To evaluate the forensic efficiency of this novel STR system for application in 3 main ethnic groups of China, genotype data of 568 unrelated individuals including 193 Han, 177 Yi and 198 Tibetan were analyzed. Population indices including allele frequency, heterozygosity, Hardy–Weinberg equilibrium (HWE) and the possible presence of linkage disequilibrium (LD) among loci pairs were obtained using Arlequin software v3.5.2.249. Forensic parameters were estimated by calculating power of discrimination (PD), power of exclusion (PE) and typical paternity index (TPI) using modified PowerStats V12 spreadsheet (Promega)50.

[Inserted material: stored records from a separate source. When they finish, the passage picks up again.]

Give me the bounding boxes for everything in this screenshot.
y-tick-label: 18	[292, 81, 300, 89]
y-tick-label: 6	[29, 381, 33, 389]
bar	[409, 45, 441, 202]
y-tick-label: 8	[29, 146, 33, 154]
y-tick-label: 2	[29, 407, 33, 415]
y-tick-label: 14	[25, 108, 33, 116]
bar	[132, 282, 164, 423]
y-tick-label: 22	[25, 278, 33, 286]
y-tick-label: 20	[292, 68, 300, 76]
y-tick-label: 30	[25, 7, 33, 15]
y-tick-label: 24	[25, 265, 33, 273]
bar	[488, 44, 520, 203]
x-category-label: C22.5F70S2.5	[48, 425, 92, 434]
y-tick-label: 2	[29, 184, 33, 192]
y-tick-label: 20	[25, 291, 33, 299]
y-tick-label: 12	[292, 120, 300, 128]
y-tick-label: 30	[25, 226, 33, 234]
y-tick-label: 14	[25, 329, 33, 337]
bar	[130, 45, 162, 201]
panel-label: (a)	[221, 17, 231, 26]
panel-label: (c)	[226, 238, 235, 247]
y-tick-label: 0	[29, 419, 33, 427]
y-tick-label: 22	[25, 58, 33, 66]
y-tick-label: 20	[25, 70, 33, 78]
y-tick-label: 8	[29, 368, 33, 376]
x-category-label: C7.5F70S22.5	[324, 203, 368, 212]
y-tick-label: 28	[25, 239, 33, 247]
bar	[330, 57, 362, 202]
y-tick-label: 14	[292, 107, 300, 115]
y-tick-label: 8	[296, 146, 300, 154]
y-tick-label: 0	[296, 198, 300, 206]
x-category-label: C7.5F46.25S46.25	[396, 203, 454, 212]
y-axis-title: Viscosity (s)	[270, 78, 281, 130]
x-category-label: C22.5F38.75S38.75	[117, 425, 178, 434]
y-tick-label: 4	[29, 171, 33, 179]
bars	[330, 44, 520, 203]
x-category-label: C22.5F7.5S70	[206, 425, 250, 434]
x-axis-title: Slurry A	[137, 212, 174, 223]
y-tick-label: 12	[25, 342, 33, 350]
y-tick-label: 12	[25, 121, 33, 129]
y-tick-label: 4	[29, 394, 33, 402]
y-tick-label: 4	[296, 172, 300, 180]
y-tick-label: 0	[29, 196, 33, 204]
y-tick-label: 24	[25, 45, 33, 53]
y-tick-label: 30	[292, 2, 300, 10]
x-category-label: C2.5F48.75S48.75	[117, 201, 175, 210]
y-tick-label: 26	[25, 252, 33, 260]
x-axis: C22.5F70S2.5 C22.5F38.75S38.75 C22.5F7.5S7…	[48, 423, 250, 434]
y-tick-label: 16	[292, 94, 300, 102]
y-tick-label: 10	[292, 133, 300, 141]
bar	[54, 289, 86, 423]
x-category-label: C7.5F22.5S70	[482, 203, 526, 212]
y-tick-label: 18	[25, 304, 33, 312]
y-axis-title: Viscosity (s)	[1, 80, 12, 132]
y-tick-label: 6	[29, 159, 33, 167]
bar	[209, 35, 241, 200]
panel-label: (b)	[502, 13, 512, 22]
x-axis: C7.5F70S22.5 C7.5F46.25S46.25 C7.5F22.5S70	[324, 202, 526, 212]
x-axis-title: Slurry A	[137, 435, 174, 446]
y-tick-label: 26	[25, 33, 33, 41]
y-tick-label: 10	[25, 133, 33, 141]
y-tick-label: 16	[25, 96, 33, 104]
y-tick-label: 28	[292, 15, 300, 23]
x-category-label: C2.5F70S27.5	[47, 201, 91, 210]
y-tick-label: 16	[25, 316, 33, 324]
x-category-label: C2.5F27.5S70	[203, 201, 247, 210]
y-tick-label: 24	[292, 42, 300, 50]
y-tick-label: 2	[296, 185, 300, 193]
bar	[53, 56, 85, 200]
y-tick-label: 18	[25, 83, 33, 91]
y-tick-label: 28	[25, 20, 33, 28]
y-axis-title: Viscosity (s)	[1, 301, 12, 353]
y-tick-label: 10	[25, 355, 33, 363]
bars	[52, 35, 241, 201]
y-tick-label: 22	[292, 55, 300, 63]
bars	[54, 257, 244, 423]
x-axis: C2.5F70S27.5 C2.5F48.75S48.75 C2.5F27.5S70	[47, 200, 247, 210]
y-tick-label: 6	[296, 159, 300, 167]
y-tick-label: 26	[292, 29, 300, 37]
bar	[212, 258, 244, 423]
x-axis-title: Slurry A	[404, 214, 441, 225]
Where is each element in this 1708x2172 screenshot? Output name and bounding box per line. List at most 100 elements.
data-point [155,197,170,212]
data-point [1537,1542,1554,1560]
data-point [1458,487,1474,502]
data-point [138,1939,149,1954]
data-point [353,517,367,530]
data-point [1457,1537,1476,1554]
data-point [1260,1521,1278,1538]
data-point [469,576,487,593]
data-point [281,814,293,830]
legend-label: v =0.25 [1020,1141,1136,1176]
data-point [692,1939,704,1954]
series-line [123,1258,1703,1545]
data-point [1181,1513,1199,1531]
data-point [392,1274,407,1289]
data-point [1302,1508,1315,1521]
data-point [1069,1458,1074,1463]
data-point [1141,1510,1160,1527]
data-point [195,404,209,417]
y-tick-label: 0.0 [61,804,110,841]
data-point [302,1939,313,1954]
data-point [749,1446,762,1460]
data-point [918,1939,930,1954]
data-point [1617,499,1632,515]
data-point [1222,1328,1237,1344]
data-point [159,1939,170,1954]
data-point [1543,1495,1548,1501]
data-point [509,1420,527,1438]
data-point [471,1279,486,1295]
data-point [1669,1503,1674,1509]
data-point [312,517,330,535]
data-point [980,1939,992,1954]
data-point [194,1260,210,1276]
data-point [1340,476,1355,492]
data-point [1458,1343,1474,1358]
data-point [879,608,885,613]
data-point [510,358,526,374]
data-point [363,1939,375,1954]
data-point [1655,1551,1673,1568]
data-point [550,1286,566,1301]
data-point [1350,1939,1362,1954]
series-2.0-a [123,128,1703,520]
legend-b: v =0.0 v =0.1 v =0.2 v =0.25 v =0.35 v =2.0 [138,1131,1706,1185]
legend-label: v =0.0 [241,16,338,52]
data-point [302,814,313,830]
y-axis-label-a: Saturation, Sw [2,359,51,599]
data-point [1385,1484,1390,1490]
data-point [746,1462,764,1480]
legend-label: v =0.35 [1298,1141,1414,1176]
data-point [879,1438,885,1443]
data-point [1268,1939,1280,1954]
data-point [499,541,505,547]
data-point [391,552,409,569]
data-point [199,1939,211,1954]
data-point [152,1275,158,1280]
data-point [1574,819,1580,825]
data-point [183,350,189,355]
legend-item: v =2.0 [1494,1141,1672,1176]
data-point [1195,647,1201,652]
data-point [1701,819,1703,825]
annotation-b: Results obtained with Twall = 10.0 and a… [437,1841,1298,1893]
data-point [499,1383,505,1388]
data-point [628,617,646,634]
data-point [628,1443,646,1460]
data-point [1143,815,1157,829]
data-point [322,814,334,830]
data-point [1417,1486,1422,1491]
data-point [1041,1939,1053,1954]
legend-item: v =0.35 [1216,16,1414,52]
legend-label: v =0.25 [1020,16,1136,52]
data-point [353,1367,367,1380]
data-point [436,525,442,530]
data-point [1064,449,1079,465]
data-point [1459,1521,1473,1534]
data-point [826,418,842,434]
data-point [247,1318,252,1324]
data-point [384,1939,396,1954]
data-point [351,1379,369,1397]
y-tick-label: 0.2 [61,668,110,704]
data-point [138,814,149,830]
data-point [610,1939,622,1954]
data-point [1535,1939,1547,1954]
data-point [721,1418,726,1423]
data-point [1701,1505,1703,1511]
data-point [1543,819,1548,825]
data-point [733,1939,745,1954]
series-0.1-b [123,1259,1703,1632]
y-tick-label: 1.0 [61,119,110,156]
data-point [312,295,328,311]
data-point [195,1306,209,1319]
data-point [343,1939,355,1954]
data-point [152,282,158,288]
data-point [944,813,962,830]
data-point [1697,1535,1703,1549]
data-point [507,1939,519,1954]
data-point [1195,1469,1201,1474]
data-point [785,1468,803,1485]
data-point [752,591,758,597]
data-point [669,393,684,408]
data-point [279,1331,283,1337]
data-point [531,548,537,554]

Furthermore, to further investigate the phylogenetic relationships among Chinese populations, a comprehensive population comparison among 59 groups7,11,12,13,14,15,16,17,18,19,20,21,22,23,24,25,26,27,28,29,30,31,32,33,34,35,36,37,38,39,40,41,42,43,44 was conducted using Locus-by-Locus comparisons (Fst) based on 19 overlapping STR loci (D2S1338, D3S1358, D5S818, D6S1043, D7S820, D8S1179, D12S391, D13S317, D16S539, D18S51, D19S433, D21S11, CSF1PO, FGA, Penta D, Penta E, TH01, TPOX, VWA) following Slatkin’s linearized Fst51. The pairwise Fst’s can be used as short-term genetic distances between populations, with the application of a slight transformation to linearize the distance with population divergence time. The detailed information and abbreviations of aforementioned populations are shown in Supplementary Table 12. The Principal component analysis scatter plot was depicted by MVSP v3.22 software52 and multidimensional scaling analysis (MDS) was conducted in SPSS software (IBM SPSS, version 19.0, Chicago). Unbiased estimate of Nei’s standard pairwise genetic distance was calculated using the Phylip3.695 package. A neighbor-joining phylogenetic tree was delineated in the Molecular Evolutionary Genetics Analysis 7.0 (MEGA 7.0) software53.

Quality control

Control DNA 007 (Thermo Fisher Scientific) and ddH2O were used as positive and negative controls respectively for each batch of amplification and genotyping. All experiments were conducted at the Forensic Genetics Laboratory of Institute of Forensic Medicine, Sichuan University, which is an accredited laboratory (ISO 17025), in accordance with quality control measures. Additionally, the laboratory has been accredited by the China National Accreditation Service for Conformity Assessment (CNAS).